En el otoño de 2005, Robert Prevost vivía en el anonimato, despojándose de su imagen pública como sacerdote para disfrutar de una gran pasión: el béisbol. Este devoto de los White Sox de Chicago, que ahora se conocería como el Papa León XIV, se encontraba en el U.S. Cellular Field durante un evento histórico: el primer juego de la Serie Mundial 2005, donde su equipo se enfrentaba a los Astros de Houston. Con una modesta sonrisa y un teléfono celular en mano, Prevost se sumó a los 41,000 asistentes que vibraban con la emoción del encuentro.
A lo largo de ese día emblemático, León XIV estuvo presente en un acontecimiento que significaría un antes y un después para los seguidores de los White Sox. Su imagen, capturada por las cámaras durante el partido, llegó a ser un símbolo de la celebración. En aquel momento, nadie podría haber predicho que el niño que una vez soñó con visitar el estadio se convertiría en el líder de la Iglesia Católica, borrando cualquier rastro de anonimato.

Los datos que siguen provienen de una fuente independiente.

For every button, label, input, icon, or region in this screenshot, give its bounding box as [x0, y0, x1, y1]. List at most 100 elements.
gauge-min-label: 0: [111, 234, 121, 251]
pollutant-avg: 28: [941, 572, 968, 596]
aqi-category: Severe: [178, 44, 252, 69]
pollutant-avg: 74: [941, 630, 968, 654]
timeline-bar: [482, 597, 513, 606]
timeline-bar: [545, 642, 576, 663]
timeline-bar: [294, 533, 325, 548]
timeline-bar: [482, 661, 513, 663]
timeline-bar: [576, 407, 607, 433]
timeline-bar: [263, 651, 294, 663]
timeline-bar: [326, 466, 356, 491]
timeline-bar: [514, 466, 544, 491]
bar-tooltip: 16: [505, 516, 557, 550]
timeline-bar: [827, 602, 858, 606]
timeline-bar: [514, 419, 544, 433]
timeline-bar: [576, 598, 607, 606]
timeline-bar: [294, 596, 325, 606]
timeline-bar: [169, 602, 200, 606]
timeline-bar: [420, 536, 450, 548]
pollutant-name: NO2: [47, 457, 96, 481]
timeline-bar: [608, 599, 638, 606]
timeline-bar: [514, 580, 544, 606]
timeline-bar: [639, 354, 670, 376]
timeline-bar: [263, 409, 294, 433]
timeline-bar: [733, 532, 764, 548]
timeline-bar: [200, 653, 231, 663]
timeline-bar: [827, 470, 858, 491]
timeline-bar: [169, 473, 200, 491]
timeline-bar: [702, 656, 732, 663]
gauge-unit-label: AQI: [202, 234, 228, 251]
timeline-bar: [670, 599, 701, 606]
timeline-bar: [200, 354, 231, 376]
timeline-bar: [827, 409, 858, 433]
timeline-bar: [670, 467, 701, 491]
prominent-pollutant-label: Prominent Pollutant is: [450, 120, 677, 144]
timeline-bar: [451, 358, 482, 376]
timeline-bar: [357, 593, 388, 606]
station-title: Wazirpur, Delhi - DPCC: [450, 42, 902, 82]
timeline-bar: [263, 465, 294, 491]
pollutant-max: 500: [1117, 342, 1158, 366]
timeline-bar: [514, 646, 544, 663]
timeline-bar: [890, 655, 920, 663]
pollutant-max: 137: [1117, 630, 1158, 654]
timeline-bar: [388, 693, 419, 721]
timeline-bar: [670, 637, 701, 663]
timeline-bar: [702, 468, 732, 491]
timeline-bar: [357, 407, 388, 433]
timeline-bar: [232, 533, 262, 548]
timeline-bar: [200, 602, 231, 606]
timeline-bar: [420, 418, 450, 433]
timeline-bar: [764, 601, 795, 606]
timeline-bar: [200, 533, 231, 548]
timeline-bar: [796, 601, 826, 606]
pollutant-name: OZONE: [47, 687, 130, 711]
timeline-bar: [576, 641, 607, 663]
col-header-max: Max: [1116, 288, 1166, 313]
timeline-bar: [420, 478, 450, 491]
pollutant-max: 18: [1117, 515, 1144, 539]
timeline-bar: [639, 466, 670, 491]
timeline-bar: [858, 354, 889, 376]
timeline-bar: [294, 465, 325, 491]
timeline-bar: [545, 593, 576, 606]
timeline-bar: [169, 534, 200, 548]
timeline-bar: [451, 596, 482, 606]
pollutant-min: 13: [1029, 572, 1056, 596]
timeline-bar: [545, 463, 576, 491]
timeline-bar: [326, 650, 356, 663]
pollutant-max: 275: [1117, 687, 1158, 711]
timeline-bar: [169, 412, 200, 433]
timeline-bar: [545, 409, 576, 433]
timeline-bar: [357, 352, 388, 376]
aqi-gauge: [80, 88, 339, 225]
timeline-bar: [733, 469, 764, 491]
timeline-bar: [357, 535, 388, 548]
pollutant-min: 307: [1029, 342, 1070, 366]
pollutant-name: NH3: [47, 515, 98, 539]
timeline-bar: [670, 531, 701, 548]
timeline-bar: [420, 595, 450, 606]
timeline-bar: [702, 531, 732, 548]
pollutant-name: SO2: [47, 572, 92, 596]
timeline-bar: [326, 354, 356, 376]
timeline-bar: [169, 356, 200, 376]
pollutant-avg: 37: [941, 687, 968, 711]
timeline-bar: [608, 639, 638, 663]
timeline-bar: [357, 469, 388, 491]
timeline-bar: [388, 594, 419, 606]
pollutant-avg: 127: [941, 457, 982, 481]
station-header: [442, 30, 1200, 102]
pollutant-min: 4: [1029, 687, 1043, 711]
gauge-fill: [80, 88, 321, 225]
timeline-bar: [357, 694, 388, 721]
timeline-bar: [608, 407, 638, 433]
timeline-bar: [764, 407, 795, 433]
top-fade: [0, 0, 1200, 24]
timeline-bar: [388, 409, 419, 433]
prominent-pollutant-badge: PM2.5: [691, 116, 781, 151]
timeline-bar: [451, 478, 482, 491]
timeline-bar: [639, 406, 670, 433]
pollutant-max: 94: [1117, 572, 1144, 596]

La victoria de los White Sox en esa serie no solo marcó el inicio de una nueva era para el equipo; representó el primer campeonato de béisbol en las Grandes Ligas para Chicago en 88 años. León XIV fue testigo del primer triunfo del equipo en la gran final, disfrutando de la atmósfera eléctrica del estadio. Su asistencia al juego destaca cómo el deporte, además de ser un entretenimiento, puede unir a las personas en momentos de significado profundo.
Instantes antes de que el último out sellara la victoria de los White Sox, las cámaras de televisión enfocaron a Prevost, quien reflejaba una felicidad auténtica. La imagen de ese momento, una postal que capta la esencia de la pasión por el béisbol, ha causado revuelo y ha sido recordada durante años, trascendiendo el tiempo y el espacio.
A dos décadas de aquella memorable noche, la figura de León XIV sigue resonando en el corazón de los aficionados, quienes recuerdan no solo su éxito como sacerdote, sino también su amor por un deporte que lo acompañó desde sus inicios. Así, un simple momento en el estadio se ha convertido en un testimonio del poder del béisbol para conectar vidas y crear historias inolvidables.